Abstract
The Affordable Care Act includes an individual mandate whereby persons are required to carry health insurance. This mandate will bring currently uninsured persons into the insurance pool. The uninsured are a heterogeneous group that includes persons with diverse risk preferences. It is important, therefore, to understand the role risk preference plays in (1) the likelihood of being uninsured and (2) the health care expenditures. Using the recently available data from the Medical Expenditure Panel Survey (MEPS), we analyse eight years of US data using multivariate regression and quantify the role of risk preference in insurance and expenditure equations.

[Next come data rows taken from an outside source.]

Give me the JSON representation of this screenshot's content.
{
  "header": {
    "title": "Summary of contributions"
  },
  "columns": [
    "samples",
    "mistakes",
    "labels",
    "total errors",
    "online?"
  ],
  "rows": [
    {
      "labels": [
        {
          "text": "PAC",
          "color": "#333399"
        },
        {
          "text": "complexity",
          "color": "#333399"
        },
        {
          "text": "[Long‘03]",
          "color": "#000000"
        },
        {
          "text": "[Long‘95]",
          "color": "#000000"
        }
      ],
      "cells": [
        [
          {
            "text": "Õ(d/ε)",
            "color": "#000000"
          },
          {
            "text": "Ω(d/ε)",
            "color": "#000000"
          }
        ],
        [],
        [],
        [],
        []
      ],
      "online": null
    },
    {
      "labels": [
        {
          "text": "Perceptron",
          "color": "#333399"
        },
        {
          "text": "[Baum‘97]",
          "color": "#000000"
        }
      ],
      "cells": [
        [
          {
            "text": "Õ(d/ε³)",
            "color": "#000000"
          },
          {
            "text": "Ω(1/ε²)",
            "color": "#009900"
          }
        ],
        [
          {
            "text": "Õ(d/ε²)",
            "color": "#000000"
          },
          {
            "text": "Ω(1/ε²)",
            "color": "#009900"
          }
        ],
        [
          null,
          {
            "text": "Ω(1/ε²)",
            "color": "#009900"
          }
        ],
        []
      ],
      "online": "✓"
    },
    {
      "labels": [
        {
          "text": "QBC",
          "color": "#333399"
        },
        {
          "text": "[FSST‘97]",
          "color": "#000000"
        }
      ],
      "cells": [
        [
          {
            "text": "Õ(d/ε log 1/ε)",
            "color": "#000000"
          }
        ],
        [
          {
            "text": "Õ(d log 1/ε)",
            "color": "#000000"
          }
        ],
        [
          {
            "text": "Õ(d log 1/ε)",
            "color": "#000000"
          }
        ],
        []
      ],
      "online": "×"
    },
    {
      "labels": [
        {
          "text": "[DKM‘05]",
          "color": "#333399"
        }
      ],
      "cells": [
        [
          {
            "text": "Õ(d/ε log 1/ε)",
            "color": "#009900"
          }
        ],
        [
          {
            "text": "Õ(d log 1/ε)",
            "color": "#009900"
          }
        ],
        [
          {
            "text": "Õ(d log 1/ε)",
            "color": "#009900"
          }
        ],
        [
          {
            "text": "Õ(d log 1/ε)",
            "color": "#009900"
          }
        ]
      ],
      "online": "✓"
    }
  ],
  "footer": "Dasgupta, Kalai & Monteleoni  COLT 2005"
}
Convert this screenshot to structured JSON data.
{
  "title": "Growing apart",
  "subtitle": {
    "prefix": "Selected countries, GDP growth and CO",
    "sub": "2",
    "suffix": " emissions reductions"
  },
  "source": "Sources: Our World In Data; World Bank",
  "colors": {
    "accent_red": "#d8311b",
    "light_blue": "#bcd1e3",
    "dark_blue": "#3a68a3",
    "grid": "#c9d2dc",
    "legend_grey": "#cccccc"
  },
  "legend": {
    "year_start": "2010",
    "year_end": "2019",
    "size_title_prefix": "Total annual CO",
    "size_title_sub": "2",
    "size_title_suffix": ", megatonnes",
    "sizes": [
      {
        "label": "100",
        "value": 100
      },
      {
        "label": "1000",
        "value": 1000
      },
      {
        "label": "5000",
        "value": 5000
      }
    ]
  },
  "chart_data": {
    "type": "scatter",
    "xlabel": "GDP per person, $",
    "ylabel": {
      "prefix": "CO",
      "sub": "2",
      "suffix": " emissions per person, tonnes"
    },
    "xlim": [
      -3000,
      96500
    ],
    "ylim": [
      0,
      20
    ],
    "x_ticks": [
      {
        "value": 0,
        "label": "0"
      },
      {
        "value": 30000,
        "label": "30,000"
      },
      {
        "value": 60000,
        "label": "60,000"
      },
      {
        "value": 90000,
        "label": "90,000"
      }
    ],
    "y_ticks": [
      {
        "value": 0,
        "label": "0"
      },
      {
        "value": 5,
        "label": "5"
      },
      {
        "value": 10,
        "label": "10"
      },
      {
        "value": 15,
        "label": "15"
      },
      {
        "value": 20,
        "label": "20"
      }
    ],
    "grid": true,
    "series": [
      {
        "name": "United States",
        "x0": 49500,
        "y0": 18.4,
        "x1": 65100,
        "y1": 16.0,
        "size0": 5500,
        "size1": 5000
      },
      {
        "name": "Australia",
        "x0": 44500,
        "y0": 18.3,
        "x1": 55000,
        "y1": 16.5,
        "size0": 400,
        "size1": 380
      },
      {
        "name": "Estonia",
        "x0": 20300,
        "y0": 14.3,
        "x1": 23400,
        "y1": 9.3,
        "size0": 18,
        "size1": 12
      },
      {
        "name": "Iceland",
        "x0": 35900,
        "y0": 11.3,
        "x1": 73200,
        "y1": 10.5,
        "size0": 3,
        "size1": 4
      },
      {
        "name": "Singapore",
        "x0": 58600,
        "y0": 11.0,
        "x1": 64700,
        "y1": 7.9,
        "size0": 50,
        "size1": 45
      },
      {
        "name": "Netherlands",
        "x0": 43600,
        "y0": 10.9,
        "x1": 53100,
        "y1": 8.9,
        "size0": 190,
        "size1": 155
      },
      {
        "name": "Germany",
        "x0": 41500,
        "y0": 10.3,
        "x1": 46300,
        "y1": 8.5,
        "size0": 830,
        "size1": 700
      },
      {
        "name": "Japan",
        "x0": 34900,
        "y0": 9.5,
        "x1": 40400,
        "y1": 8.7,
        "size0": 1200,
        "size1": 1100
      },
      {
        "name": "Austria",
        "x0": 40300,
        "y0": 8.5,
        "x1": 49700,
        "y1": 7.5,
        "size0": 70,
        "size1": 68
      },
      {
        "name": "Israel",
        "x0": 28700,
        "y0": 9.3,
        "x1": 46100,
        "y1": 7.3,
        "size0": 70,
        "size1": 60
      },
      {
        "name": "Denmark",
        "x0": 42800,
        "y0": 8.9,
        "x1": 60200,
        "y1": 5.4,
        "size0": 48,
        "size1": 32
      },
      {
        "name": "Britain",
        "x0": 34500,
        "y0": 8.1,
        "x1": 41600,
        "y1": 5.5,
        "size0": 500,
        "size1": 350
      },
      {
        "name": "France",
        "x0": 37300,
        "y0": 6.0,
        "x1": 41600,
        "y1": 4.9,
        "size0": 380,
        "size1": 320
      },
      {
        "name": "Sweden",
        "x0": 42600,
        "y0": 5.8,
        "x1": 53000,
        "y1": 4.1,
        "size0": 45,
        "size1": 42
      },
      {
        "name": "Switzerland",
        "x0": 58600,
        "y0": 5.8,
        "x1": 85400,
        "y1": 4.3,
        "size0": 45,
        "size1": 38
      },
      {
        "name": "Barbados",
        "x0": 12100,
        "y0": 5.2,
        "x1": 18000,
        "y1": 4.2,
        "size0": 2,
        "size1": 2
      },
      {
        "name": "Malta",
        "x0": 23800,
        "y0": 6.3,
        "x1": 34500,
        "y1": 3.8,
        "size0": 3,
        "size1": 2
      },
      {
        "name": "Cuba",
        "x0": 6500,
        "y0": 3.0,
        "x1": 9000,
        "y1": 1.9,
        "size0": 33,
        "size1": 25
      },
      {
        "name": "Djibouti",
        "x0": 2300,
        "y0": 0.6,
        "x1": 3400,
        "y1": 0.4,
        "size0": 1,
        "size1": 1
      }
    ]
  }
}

The results provide evidence that a person with high risk preference is less likely to hold health insurance, and spends less on healthcare even when controlling for insurance.
Notes
1 The estimation of the insurance decision and health expenditures raises a number of econometric issues. First, the relationship between insurance coverage and health expenditures is potentially endogenous. The decision to acquire health insurance coverage can be influenced by the expectation of the amount of health care needed (Frank, Citation2001; Gemmill et al., Citation2006). Second, health expenditures contain a significant number of observed zeroes. Sample selection may be an issue: observed zeroes can reflect that either (1) a person does not require medical care or (2) a person requires medical care but chooses not to purchase it (for example, an unfilled prescription). Therefore, a sample selection model was estimated (results are available upon request). Consistent with the Gemmill et al. (Citation2006) model of inpatient care, the selection model estimation indicates that sample selection is not present in the model (rho is insignificant). Given this result, this article utilizes ordinary least squares on the sample of persons with positive expenditures and includes the predicted insurance from the logit model.